Gifford (front, left) was inducted into the Visa Hall of Fans in 2000. Every year he goes to Canton, Ohio, for the Hall of Fame Game to meet up with fellow inductees.
“I was an Oilers [as the team was previously known] fan as far back as 1976,” he says. “But I wasn’t devastated when they moved to Tennessee [from Houston]. I knew I was mobile.”
The Houston native hauls loads that allow him to follow his passion while hitting the road. So far, his company has been willing to work with him. With permission from Gifford’s supervisor, his dispatcher makes sure he drives through Nashville for most home games, and even helps him get to a lot of away games.
“They work hard to get me to games,” he says. “This year has been the hardest.” Still, Gifford made most of the games. A season-ticket holder since the team moved to Memphis, Tenn., in 1997 and then Nashville a year later, Gifford has followed the team to the playoffs and the 2000 Super Bowl in Atlanta.
But his biggest journey was to his induction into the Visa Hall of Fans, a joint promotion between the credit card company and the NFL. Gifford was selected as the Titans’ No. 1 fan for the 1999-2000 season and earned a trip to the NFL’s Hall of Fame, where he and fans of the league’s 31 other teams were enshrined.
To make the short list, fans sent in an essay and a photo.
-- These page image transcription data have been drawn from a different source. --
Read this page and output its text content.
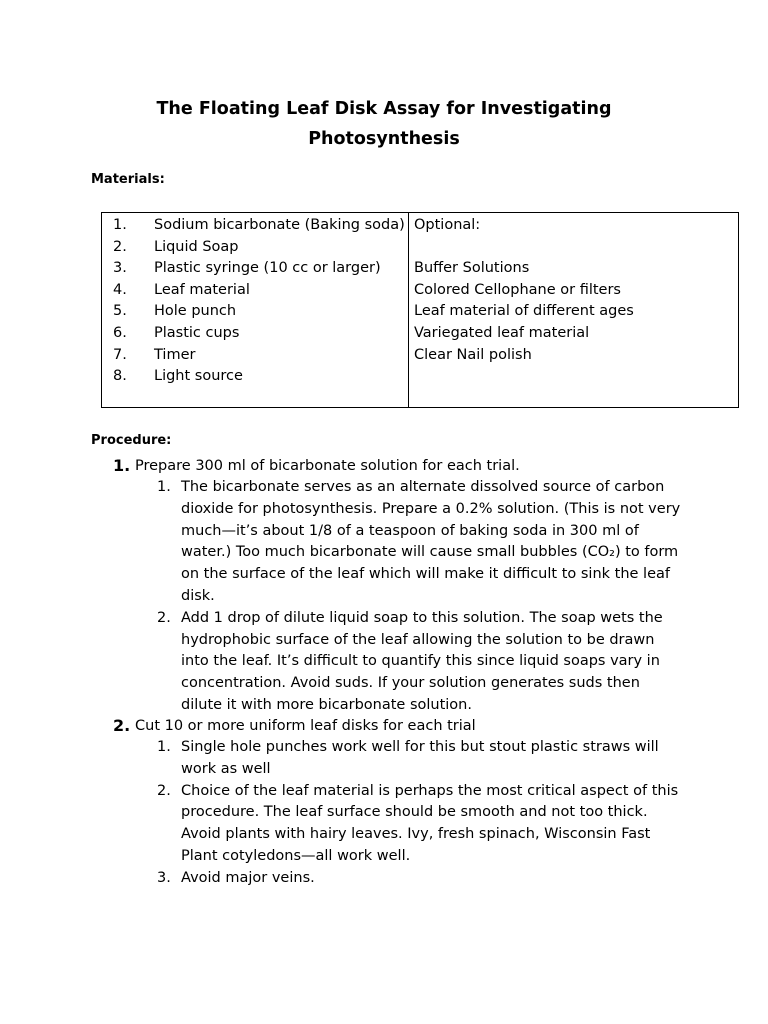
The Floating Leaf Disk Assay for Investigating Photosynthesis

Materials:

1.	Sodium bicarbonate (Baking soda)
2.	Liquid Soap
3.	Plastic syringe (10 cc or larger)
4.	Leaf material
5.	Hole punch
6.	Plastic cups
7.	Timer
8.	Light source
Optional:
Buffer Solutions
Colored Cellophane or filters
Leaf material of different ages
Variegated leaf material
Clear Nail polish

Procedure:

1. Prepare 300 ml of bicarbonate solution for each trial.
1. The bicarbonate serves as an alternate dissolved source of carbon dioxide for photosynthesis. Prepare a 0.2% solution. (This is not very much—it’s about 1/8 of a teaspoon of baking soda in 300 ml of water.) Too much bicarbonate will cause small bubbles (CO₂) to form on the surface of the leaf which will make it difficult to sink the leaf disk.
2. Add 1 drop of dilute liquid soap to this solution. The soap wets the hydrophobic surface of the leaf allowing the solution to be drawn into the leaf. It’s difficult to quantify this since liquid soaps vary in concentration. Avoid suds. If your solution generates suds then dilute it with more bicarbonate solution.
2. Cut 10 or more uniform leaf disks for each trial
1. Single hole punches work well for this but stout plastic straws will work as well
2. Choice of the leaf material is perhaps the most critical aspect of this procedure. The leaf surface should be smooth and not too thick. Avoid plants with hairy leaves. Ivy, fresh spinach, Wisconsin Fast Plant cotyledons—all work well.
3. Avoid major veins.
Gifford says Visa selected him from the list because he was an Oilers fan who had moved with the team and because he had a unique way of getting to the games – by truck.
“I didn’t have season tickets until a few years before they moved,” Gifford says. In 1994 he got his first set of season tickets, and then started seeing games when he was on the road. “I was out on the road anyway,” he says.
Now, Gifford gets together with well-known NFL zealots in every city he visits. He knows fans from Cleveland’s “Dog Pound” and became good friends with the Washington Redskins’ top fan, Zema Williams, or “Chief Zee.” Gifford even gets together with the group of fanatical fans every year for a reunion in Canton before the Hall of Fame Game.
But for most of the season, Gifford can be found tailgating around his company’s International Eagle in Nashville. There, other fanatics, employees of the TA and even fans of the opposing team come by to share in his hospitality. In December at the Titans’ home game against the Patriots, Gifford marveled at how perfect the downtown TA was for football fans – especially truckers: It sits only three blocks from the Titans’ home field.
“When the team was ready to move, [owner] Bud Adams called me and asked me where he should put the team in Nashville,” Gifford jokes. “I told him right downtown near the TA. Better parking, you know.”